The evolution continues

The first CANDU* reactor (Pickering A, Unit 1) began commercial operation in 1971 at Ontario Hydro’s Pickering A reactor site, just east of Toronto. In 1973, the Pickering A Nuclear Generating Station, equipped with four CANDU reactors, produced more electricity than any other nuclear power station in the world at that time.

Through cooperation with CANDU designer Atomic Energy of Canada Ltd. (AECL), or directly with power generation utilities, L-3 MAPPS has been supplying CANDU plant computer systems (known as Digital Control Computer (DCC) systems) for nuclear power plants since 1970. DCC systems are used to monitor and control all major reactor and power plant functions. In response to demand, L-3 MAPPS has continued to upgrade the technology over the last three decades.

L-3 MAPPS has sold DCC systems for CANDU nuclear power plants in Argentina, Canada, China, Italy, Korea and Romania. Since 2006, L-3 MAPPS has been working with the CANDU Owners Group (COG) to enhance the DCC technology and documentation to serve as a reference for future DCC projects. A current generation DCC system resides at L-3 MAPPS’ main Montreal, Canada facility and is used to provide support to all participating COG members for up to 30 years.

System overview

A typical system consists of two DCCs. DCC X and DCC Y are redundant on-line controllers which control the nuclear reactor. Each controller uses a computer with purpose-built process I/O interface and peripherals housed in cabinets, and utilises additional freestanding peripherals such as keyboards, printers and monitors. A contact scanner is used to scan relay contacts, limit switches or other similar types of contacts. The scanner is connected to both DCC X and DCC Y, but communicates with only the annunciating DCC.

Technology basis

The DCC system architecture is centered on two technologies – the central processing unit (CPU) and the input/output (I/O) system. The CPU technology has evolved from the initial Varian 70 family of microcomputers to the current Second Source Computers Inc. (SSCI) CPU – first the SSCI-125 generation and now the SSCI-890. The I/O system is based on the Datapath 50 data acquisition and control system technology and is designed and manufactured to monitor and control CANDU reactor units. Every consideration has been taken into account throughout all stages of design and construction to ensure that the system operates with maximum efficiency and reliability.

CPU progression

The SSCI-890 computer features a single board CPU, a cache board and 2MB memory modules. The CPU and memory communicate over a special system connector plane that eliminates inter-connect cables. The SSCI-890 CPU includes mapped main memory. A map on the CPU board can perform efficient memory management for up to sixteen million bytes of main memory with full memory protection. The memory modules combine 2MB of metal-oxide semiconductor (MOS) memory with error-correcting code (ECC) on a single plug-in module.

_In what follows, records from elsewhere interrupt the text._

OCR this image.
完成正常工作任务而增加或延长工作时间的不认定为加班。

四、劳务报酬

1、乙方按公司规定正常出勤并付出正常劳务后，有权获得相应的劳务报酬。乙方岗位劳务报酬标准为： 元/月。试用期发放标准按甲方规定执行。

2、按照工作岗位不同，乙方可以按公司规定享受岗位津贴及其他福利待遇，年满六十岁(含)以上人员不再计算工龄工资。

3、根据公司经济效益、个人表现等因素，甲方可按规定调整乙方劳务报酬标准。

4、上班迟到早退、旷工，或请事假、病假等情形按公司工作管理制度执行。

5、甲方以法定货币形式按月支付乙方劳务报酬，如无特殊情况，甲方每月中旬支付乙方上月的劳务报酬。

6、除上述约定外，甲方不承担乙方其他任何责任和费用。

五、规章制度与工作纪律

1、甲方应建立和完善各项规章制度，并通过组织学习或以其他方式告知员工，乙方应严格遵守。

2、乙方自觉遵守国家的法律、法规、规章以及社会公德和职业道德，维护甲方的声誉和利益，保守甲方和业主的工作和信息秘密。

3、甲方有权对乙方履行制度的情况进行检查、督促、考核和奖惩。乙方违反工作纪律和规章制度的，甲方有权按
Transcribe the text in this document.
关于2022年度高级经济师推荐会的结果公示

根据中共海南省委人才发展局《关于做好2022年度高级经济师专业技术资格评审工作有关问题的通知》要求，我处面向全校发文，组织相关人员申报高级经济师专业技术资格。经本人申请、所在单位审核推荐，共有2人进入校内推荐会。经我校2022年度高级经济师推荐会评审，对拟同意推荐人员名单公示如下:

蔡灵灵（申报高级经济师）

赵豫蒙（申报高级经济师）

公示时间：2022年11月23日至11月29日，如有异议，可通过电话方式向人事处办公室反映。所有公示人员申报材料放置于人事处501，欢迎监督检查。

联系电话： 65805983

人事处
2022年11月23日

Along with the SSCI-based CPU architecture, L-3 MAPPS has supplied and supported the PDP-11/70 DCC CPU architecture. This implementation, in service for fifteen years at Ontario Power Generation’s Darlington Nuclear Generating Station, is presently the subject of an innovative L-3 MAPPS replacement through a fit, form and function hardware emulation.

Peripheral systems and interface controllers updates

In addition to the continuous enhancement of CPU performance of the DCCs, L-3 MAPPS has updated and redesigned several peripheral equipment and interface controllers related to data storage, printing and the data acquisition interface with PCs. The new Bulk Storage Memory Unit increases the total memory size to 128MB and provides for an extended area of housing software applications and historical data storage buffers. The new technology of network printing, which uses fast laser printers, required an adaptation of printer controllers for alarm messaging and hardcopy functions.

Committed to continuous improvement of the DCC design, L-3 MAPPS has successfully emulated the functionality of the Main Control Room Display System with the use of its VME-based technology. This emulation solution has resulted in a complete replacement of Ramtek equipment while maintaining the same DCC software developed by utilities and used on the original display system hardware.

The same VME-based technology was the baseline of replacing the Contact Scanner equipment. This implementation is currently in operation in both units at the Qinshan Phase III Nuclear Power Project (Zhejiang, China) and on Unit 2 at the Cernavoda Nuclear Power Plant (Cernavoda, Romania).

Long-term support

L-3 MAPPS’ goal is to ensure that COG has a solid, reliable supplier on whom it can depend for its maintenance and support services. L-3 MAPPS has been supporting the DCC for more than 30 years and is firmly committed to not only continue, but to enhance its support for the product line for the next 30 years.